Dans notre étude récente, vingt-quatre jeunes adultes sains ont réalisé successivement six tâches d’attention, soit en restant tout le temps assis, soit en alternant les positions assis et debout. Les résultats ont montré que les participants avaient besoin de moins d’attention visuelle (mesurée grâce au nombre de clignements des yeux) en condition d’alternance. La performance était quant à elle meilleure debout qu’assis, tant dans la condition d’alternance (comparaison des résultats assis/debout) qu’entre conditions. En 2024, une autre étude a elle aussi montré que l’alternance de positions du corps trois fois vingt minutes amenait un meilleur éveil, une réduction des efforts et améliorait les résultats physiologiques et cognitifs qu’en restant tout le temps assis. D’autres études antérieures avaient déjà mis en valeur que l’alternance de positions pouvait être bénéfique à la performance.
En terme pratique, ces découvertes récentes amènent à penser qu’il serait bénéfique pour la performance d’alterner régulièrement les positions assis et debout tout au long de la journée au bureau. Cette alternance permettrait de rester le plus longtemps debout sans être fatigué ou trop gêné par des problèmes physiques. En outre, la littérature montre déjà que l’alternance assis-debout au bureau, en utilisant des bureaux assis/debout, serait bénéfique pour la productivité (performance à long terme), notamment en libérant les individus des problèmes physiques causés par une position assise excessive. Rester moins assis serait même bénéfique pour la santé physiologique, psychologique et cognitive des individus.
En conclusion, notre société moderne nous a conditionné être excessivement assis, plus particulièrement depuis la fin de la Seconde Guerre mondiale, avec bon nombre de facilitations au travail (par exemple, la mécanisation toujours plus précise, le confort du quotidien notamment avec les réfrigérateurs et les congélateurs, les moyens de transport, les ordinateurs, internet et le télétravail). Mais le trop de confort nuit à notre performance, notre productivité et notre santé et nous devons tout faire pour être moins souvent assis et moins longtemps.
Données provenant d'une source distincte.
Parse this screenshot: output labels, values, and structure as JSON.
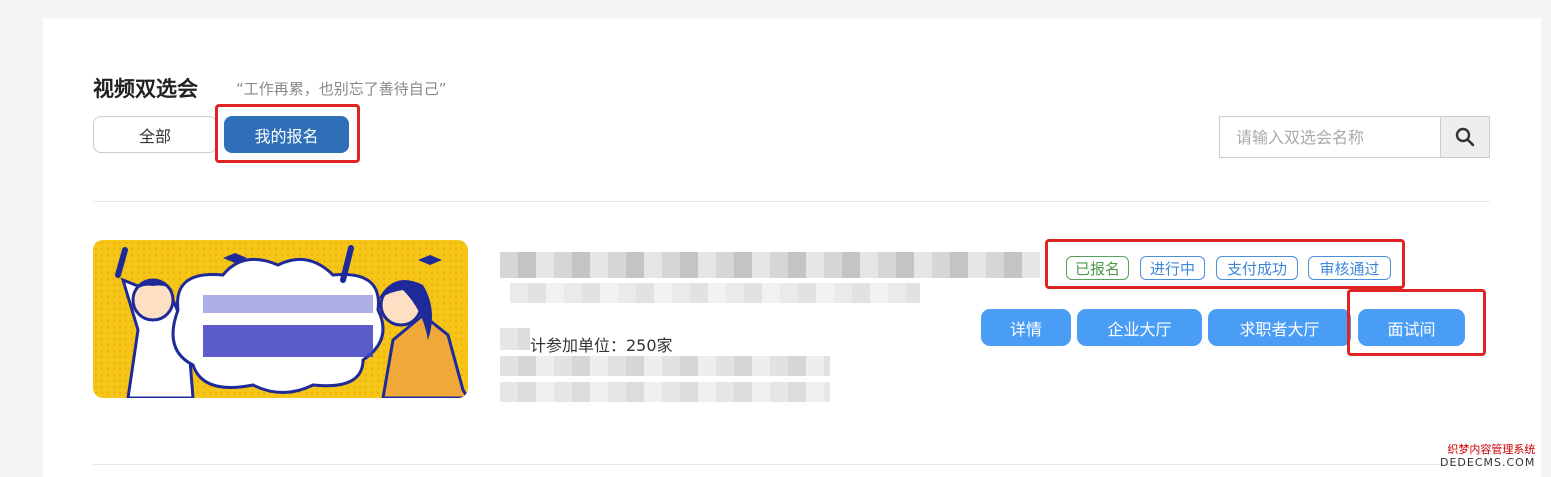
{
  "header": {
    "title": "视频双选会",
    "subtitle": "“工作再累，也别忘了善待自己”"
  },
  "tabs": [
    {
      "label": "全部"
    },
    {
      "label": "我的报名"
    }
  ],
  "search": {
    "placeholder": "请输入双选会名称",
    "icon": "search-icon"
  },
  "event": {
    "participants_text": "计参加单位：250家",
    "tags": [
      "已报名",
      "进行中",
      "支付成功",
      "审核通过"
    ],
    "actions": [
      "详情",
      "企业大厅",
      "求职者大厅",
      "面试间"
    ]
  },
  "watermark": {
    "line1": "织梦内容管理系统",
    "line2": "DEDECMS.COM"
  },
  "colors": {
    "accent": "#2f6fb8",
    "action_blue": "#4a9df5",
    "highlight_red": "#e02424",
    "tag_green": "#4c9a4c",
    "tag_blue": "#3f87d6",
    "banner_yellow": "#f5c518"
  }
}
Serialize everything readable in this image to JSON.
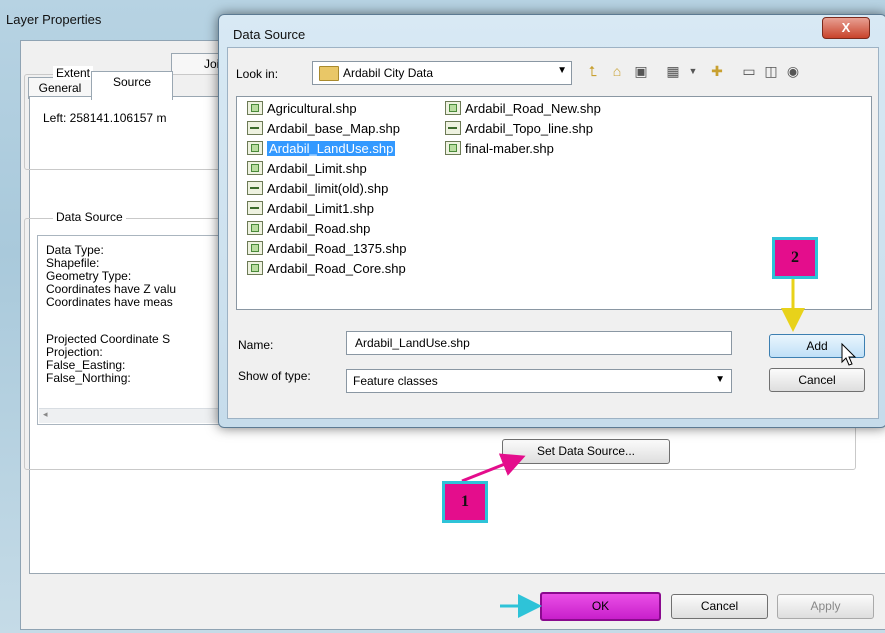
{
  "layer_properties": {
    "title": "Layer Properties",
    "tabs": {
      "general": "General",
      "source": "Source",
      "joins": "Joins"
    },
    "extent": {
      "label": "Extent",
      "left_text": "Left: 258141.106157 m"
    },
    "data_source": {
      "label": "Data Source",
      "lines": [
        "Data Type:",
        "Shapefile:",
        "Geometry Type:",
        "Coordinates have Z valu",
        "Coordinates have meas",
        "",
        "Projected Coordinate S",
        "Projection:",
        "False_Easting:",
        "False_Northing:"
      ]
    },
    "set_data_source_label": "Set Data Source...",
    "ok_label": "OK",
    "cancel_label": "Cancel",
    "apply_label": "Apply"
  },
  "dialog": {
    "title": "Data Source",
    "close_label": "X",
    "look_in_label": "Look in:",
    "look_in_value": "Ardabil City Data",
    "files_col1": [
      {
        "name": "Agricultural.shp",
        "icon": "poly"
      },
      {
        "name": "Ardabil_base_Map.shp",
        "icon": "line"
      },
      {
        "name": "Ardabil_LandUse.shp",
        "icon": "poly"
      },
      {
        "name": "Ardabil_Limit.shp",
        "icon": "poly"
      },
      {
        "name": "Ardabil_limit(old).shp",
        "icon": "line"
      },
      {
        "name": "Ardabil_Limit1.shp",
        "icon": "line"
      },
      {
        "name": "Ardabil_Road.shp",
        "icon": "poly"
      },
      {
        "name": "Ardabil_Road_1375.shp",
        "icon": "poly"
      },
      {
        "name": "Ardabil_Road_Core.shp",
        "icon": "poly"
      }
    ],
    "files_col2": [
      {
        "name": "Ardabil_Road_New.shp",
        "icon": "poly"
      },
      {
        "name": "Ardabil_Topo_line.shp",
        "icon": "line"
      },
      {
        "name": "final-maber.shp",
        "icon": "poly"
      }
    ],
    "name_label": "Name:",
    "name_value": "Ardabil_LandUse.shp",
    "show_type_label": "Show of type:",
    "show_type_value": "Feature classes",
    "add_label": "Add",
    "cancel_label": "Cancel"
  },
  "annotations": {
    "marker_1": "1",
    "marker_2": "2",
    "accent": "#e40d8c",
    "border": "#2ec3d8"
  }
}
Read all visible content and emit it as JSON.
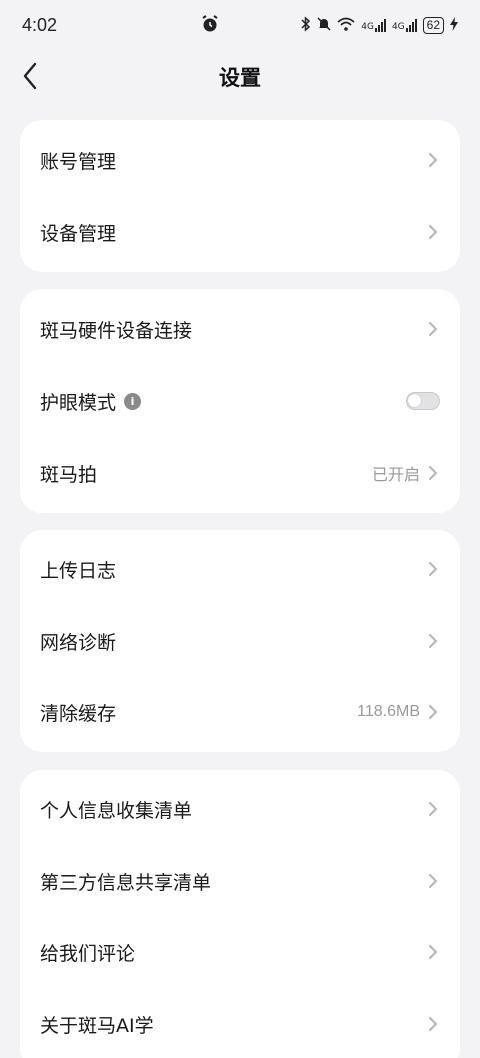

L’utilisation judicieuse de bureaux assis/debout semble être aujourd’hui la meilleure alternative pour les travailleurs en bureau, qui sont les plus affectés par la position assise excessive. De nouvelles études doivent être conduites sur les bureaux assis/debout pour découvrir quelle dynamique posturale est judicieuse, c’est-à-dire la plus bénéfique pour la performance, la productivité et la santé à court et long terme.